KARACHI: The government has convened a parliamentary committee meeting on Monday (tomorrow) to discuss barriers in mango exports that are anticipated to drop 70 percent this season, a trade association said on Saturday.
Pakistan Fruit and Vegetable Exporters, Importers and Merchants Association (PFVA) said the special committee of the National Assembly on agriculture called a session on 15th June to discuss two serious issues related to problems in export of mangoes to Iran and European markets. The session will be attended by all the relevant ministries, traders and growers.
Revising up the previous estimate of 38 percent, PFVA expected mango exports to plunge 70 percent this year because of hurdles in exports to Iran – that consumes almost quarter of exporting mangoes from Pakistan – and exorbitant air freight costs to European market.
Amid the coronavirus lockdown, mango exports were previously estimated at 80,000 tons compared to 130,000 tons that fetched $90 million last year.
The association favours reduction in freight costs of state-owned Pakistan International Airlines whose freight charges are same as foreign carriers, according to PFVA Patron-in-Chief Waheed Ahmed.
Of the total export volume of mangoes, 55 percent is usually exported by sea, 20 percent via air, and 25 percent through land.
The PFVA expected the NA committee to find solutions of the recurring problems facing mango sector and ensure provision of reasonable services, handling expertise and freight cost relief from the national carrier to save capital flight by foreign carriers with profit repatriation. Foreign airlines account for 90 percent of mango exports from Pakistan.
Mango export to Iran via land route is also badly suffering due to various serious issues, according to the PFVA.
“The number of trucks carrying Pakistani mangoes to Iran through Taftan border is piling up with each passing day whereas the less number of trucks coming from Iran to Pakistan,” said Ahmed. Umpteen numbers of truckloads of mangoes are forming long queues on the Iran-Pakistan border due to restriction on number of working days and a daily short time-frame for trucks to get into Iran in the coronavirus tumult.

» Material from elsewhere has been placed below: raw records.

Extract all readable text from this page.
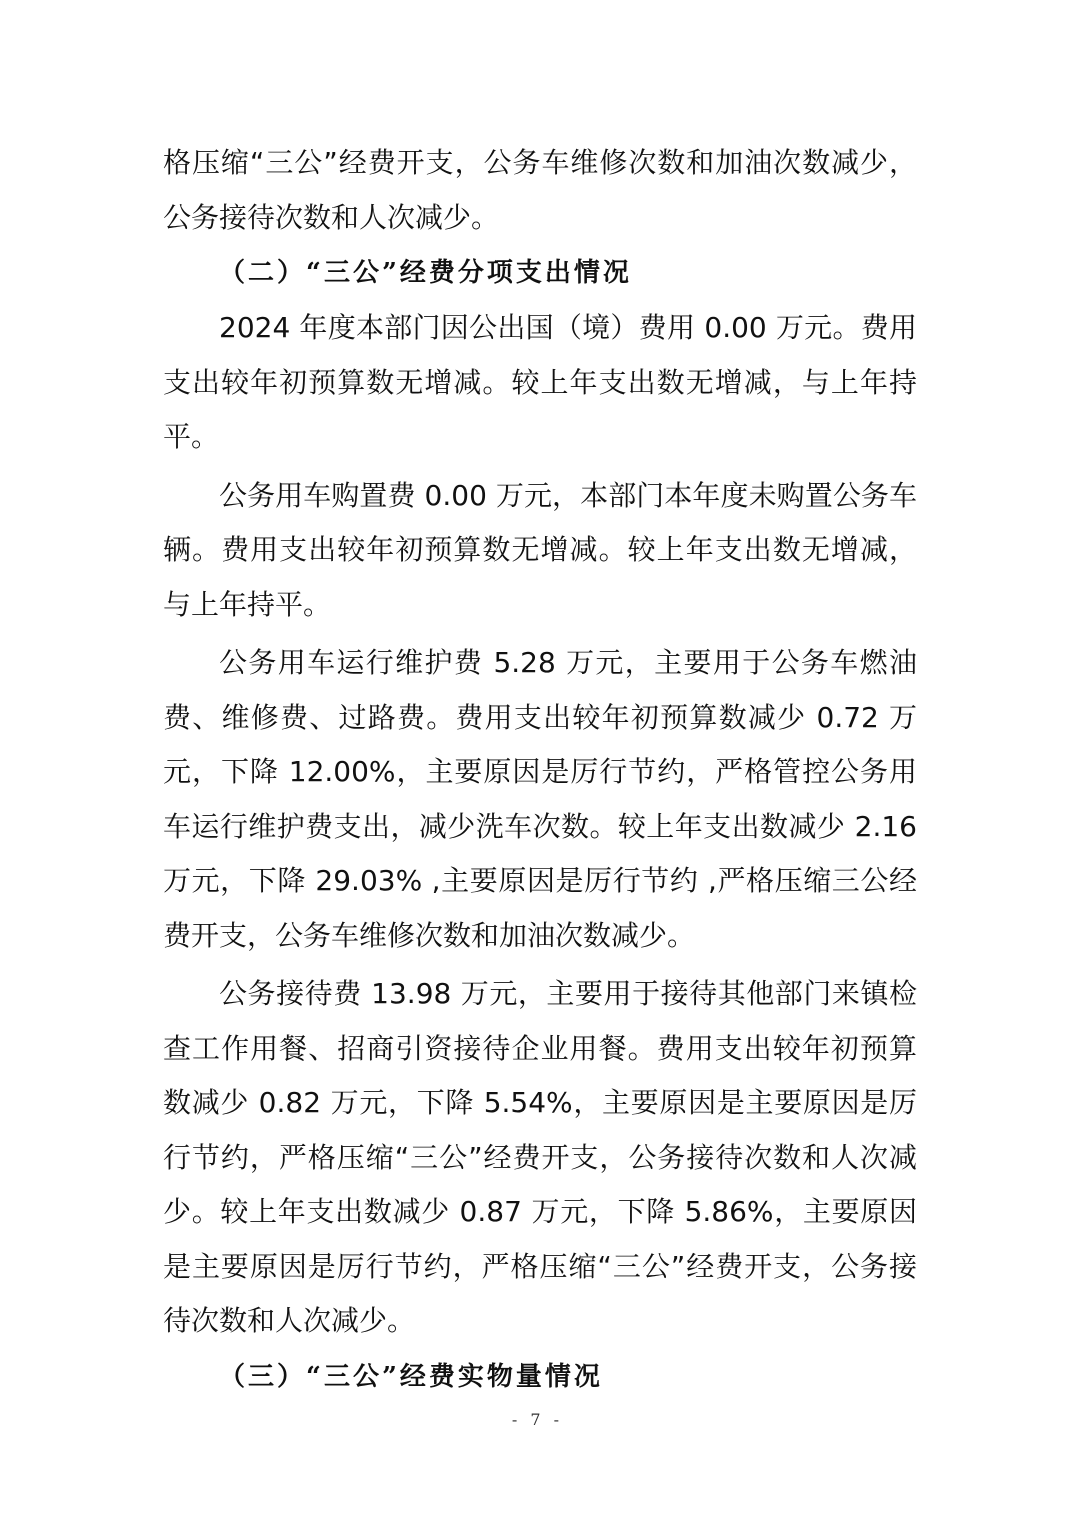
格压缩“三公”经费开支，公务车维修次数和加油次数减少，公务接待次数和人次减少。

（二）“三公”经费分项支出情况

2024 年度本部门因公出国（境）费用 0.00 万元。费用支出较年初预算数无增减。较上年支出数无增减，与上年持平。

公务用车购置费 0.00 万元，本部门本年度未购置公务车辆。费用支出较年初预算数无增减。较上年支出数无增减，与上年持平。

公务用车运行维护费 5.28 万元，主要用于公务车燃油费、维修费、过路费。费用支出较年初预算数减少 0.72 万元，下降 12.00%，主要原因是厉行节约，严格管控公务用车运行维护费支出，减少洗车次数。较上年支出数减少 2.16 万元，下降 29.03% ,主要原因是厉行节约 ,严格压缩三公经费开支，公务车维修次数和加油次数减少。

公务接待费 13.98 万元，主要用于接待其他部门来镇检查工作用餐、招商引资接待企业用餐。费用支出较年初预算数减少 0.82 万元，下降 5.54%，主要原因是主要原因是厉行节约，严格压缩“三公”经费开支，公务接待次数和人次减少。较上年支出数减少 0.87 万元，下降 5.86%，主要原因是主要原因是厉行节约，严格压缩“三公”经费开支，公务接待次数和人次减少。

（三）“三公”经费实物量情况
- 7 -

“Mangoes are getting spoiled due to inordinate delay in movement to cross the Taftan border,” said Ahmed, lamenting over a slipping golden opportunity to meet demand of lucrative Iranian market.
The PFVA said various sectors, including packaging and transportation, are directly related to the trade of fruits and vegetables. Many new investors and businessmen are attracted to the trade of fruits and vegetables after economic difficulties in other occupations due to lockdown. The new investment would create employment, it added.
The association said Pakistan can get out of the current severe economic crisis if this trade is seriously considered and its enormous potential is fully exploited. It hoped that the special committee of the NA would focus its attention on all the issues and get them resolved with close coordination of the concerned ministries for the public interest.